Patients undergoing shoulder surgery in the beach chair position (BCP) under general anaesthesia may be at risk of cerebral desaturation. Increasing end-tidal carbon dioxide (EtCO2 ) is the most convenient and powerful method for the management of cerebral desaturation. The purpose of this study was to investigate the quantitative relationship between EtCO2 and cerebral oxygen saturation (rSO2 ) and to identify the associated influencing factors. Fifty-one patients undergoing arthroscopic shoulder surgery in the BCP under general anaesthesia completed this study. Desflurane and remifentanil were used, and EtCO2 was steadily increased and then decreased by adjusting the ventilator settings every 3min. so that time lag of rSO2 response to EtCO2 changes could be delineated. Near-infrared spectroscopy was used to monitor rSO2 response. An indirect response model was used to examine the relationship between EtCO2 and rSO2 . To determine the relevant covariates, a stepwise approach was used. There was a linear relationship between rSO2 and EtCO2 with a slight delay in the peak of rSO2 relative to EtCO2 . Increase in end-tidal desflurane concentration led to a slower response of rSO2 to the changes of EtCO2 (p=0.0002).
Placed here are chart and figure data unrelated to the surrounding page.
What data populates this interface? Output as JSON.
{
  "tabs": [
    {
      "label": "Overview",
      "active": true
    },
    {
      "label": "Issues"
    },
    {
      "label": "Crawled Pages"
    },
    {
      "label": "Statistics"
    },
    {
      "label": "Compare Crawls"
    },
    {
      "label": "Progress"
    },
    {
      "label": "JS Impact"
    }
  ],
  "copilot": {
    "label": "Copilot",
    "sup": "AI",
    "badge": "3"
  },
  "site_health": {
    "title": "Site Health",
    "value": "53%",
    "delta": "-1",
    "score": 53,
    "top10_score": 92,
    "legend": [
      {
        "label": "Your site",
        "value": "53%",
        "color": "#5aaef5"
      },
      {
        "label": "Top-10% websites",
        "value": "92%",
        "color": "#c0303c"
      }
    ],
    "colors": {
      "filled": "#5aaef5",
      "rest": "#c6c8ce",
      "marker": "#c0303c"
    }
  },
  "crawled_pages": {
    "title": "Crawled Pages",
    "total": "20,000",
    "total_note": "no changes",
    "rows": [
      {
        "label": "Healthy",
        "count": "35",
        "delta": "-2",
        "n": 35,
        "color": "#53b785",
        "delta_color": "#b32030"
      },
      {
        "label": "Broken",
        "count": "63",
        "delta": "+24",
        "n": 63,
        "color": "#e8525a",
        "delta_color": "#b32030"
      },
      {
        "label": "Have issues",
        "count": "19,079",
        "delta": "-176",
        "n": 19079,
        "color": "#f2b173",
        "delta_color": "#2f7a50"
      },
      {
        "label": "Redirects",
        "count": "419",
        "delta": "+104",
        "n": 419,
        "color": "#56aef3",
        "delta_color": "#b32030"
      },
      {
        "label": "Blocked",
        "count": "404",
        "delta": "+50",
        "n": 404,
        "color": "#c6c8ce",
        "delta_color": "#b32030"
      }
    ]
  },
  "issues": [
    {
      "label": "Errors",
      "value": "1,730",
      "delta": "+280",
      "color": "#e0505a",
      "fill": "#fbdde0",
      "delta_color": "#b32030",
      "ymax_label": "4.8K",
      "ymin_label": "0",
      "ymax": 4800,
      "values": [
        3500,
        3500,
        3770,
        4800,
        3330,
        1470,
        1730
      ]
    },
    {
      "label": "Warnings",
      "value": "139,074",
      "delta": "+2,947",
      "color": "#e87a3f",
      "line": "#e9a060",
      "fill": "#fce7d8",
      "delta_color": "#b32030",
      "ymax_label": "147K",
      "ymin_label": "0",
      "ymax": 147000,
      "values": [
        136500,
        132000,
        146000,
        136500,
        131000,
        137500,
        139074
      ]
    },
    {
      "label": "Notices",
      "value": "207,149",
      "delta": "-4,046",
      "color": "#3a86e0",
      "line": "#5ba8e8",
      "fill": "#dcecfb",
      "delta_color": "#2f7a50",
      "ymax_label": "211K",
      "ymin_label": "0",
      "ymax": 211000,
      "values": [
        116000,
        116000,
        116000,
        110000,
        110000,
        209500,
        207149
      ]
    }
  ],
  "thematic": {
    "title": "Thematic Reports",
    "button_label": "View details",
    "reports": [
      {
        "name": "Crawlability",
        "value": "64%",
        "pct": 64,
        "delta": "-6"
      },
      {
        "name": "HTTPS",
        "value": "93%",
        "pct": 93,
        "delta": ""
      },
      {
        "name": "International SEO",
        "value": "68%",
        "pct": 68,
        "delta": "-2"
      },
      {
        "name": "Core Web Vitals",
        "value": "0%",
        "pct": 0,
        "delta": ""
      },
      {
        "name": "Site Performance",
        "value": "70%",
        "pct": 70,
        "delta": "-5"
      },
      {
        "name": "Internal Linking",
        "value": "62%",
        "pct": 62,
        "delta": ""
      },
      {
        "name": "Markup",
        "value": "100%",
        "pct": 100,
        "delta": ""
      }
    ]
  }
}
The presence of diabetes mellitus reduced the reactivity of rSO2 to EtCO2 changes (p<0.0001). This model-based approach revealed that diabetes mellitus attenuates the response of rSO2 to changes in EtCO2 . The management of cerebral desaturation by hypercapnia in patients with diabetes may be less effective than in non-diabetic patients under general anaesthesia with BCP.